Zárate Alida, Díaz-González Lorena, Taboada Blanca
Doctorado en Ciencias, Instituto de Investigación en Ciencias Básicas Aplicadas (IICBA), Universidad Autónoma del Estado de Morelos, Cuernavaca, Morelos 62210, México.
Centro de Investigación en Ciencias, Universidad Autónoma del Estado de Morelos, Cuernavaca, Morelos 62210, México.
Brief Bioinform. 2024 Nov 22;26(1). doi: 10.1093/bib/bbaf001.
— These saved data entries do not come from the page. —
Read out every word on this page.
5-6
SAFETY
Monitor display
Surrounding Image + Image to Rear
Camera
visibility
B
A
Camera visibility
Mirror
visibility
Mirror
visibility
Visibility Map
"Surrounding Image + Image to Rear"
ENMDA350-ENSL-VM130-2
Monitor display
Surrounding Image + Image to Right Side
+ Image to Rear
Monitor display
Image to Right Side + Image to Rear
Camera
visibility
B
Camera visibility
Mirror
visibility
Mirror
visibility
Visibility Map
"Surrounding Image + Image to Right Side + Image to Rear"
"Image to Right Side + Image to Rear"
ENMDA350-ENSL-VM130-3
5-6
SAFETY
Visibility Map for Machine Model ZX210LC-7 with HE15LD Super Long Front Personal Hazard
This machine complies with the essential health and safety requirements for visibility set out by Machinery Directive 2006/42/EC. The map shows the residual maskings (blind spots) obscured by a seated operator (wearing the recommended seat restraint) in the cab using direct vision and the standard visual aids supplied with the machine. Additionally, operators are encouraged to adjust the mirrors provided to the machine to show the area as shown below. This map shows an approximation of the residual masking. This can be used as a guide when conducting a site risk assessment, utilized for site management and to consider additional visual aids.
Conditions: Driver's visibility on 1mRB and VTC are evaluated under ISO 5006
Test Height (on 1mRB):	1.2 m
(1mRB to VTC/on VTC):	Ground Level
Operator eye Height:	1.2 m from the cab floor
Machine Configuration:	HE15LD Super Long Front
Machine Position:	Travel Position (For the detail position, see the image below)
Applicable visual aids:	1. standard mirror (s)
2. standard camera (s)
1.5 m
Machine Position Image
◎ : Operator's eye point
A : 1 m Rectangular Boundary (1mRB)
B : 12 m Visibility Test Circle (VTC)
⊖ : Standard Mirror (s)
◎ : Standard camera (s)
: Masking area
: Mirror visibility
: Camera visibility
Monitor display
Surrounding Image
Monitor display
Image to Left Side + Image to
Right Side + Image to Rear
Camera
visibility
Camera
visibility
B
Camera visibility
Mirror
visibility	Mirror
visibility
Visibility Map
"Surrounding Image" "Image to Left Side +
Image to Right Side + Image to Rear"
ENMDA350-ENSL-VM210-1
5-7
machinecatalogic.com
This study addresses the challenging task of identifying viruses within metagenomic data, which encompasses a broad array of biological samples, including animal reservoirs, environmental sources, and the human body. Traditional methods for virus identification often face limitations due to the diversity and rapid evolution of viral genomes. In response, recent efforts have focused on leveraging artificial intelligence (AI) techniques to enhance accuracy and efficiency in virus detection. However, existing AI-based approaches are primarily binary classifiers, lacking specificity in identifying viral types and reliant on nucleotide sequences. To address these limitations, VirDetect-AI, a novel tool specifically designed for the identification of eukaryotic viruses within metagenomic datasets, is introduced. The VirDetect-AI model employs a combination of convolutional neural networks and residual neural networks to effectively extract hierarchical features and detailed patterns from complex amino acid genomic data. The results demonstrated that the model has outstanding results in all metrics, with a sensitivity of 0.97, a precision of 0.98, and an F1-score of 0.98. VirDetect-AI improves our comprehension of viral ecology and can accurately classify metagenomic sequences into 980 viral protein classes, hence enabling the identification of new viruses. These classes encompass an extensive array of viral genera and families, as well as protein functions and hosts.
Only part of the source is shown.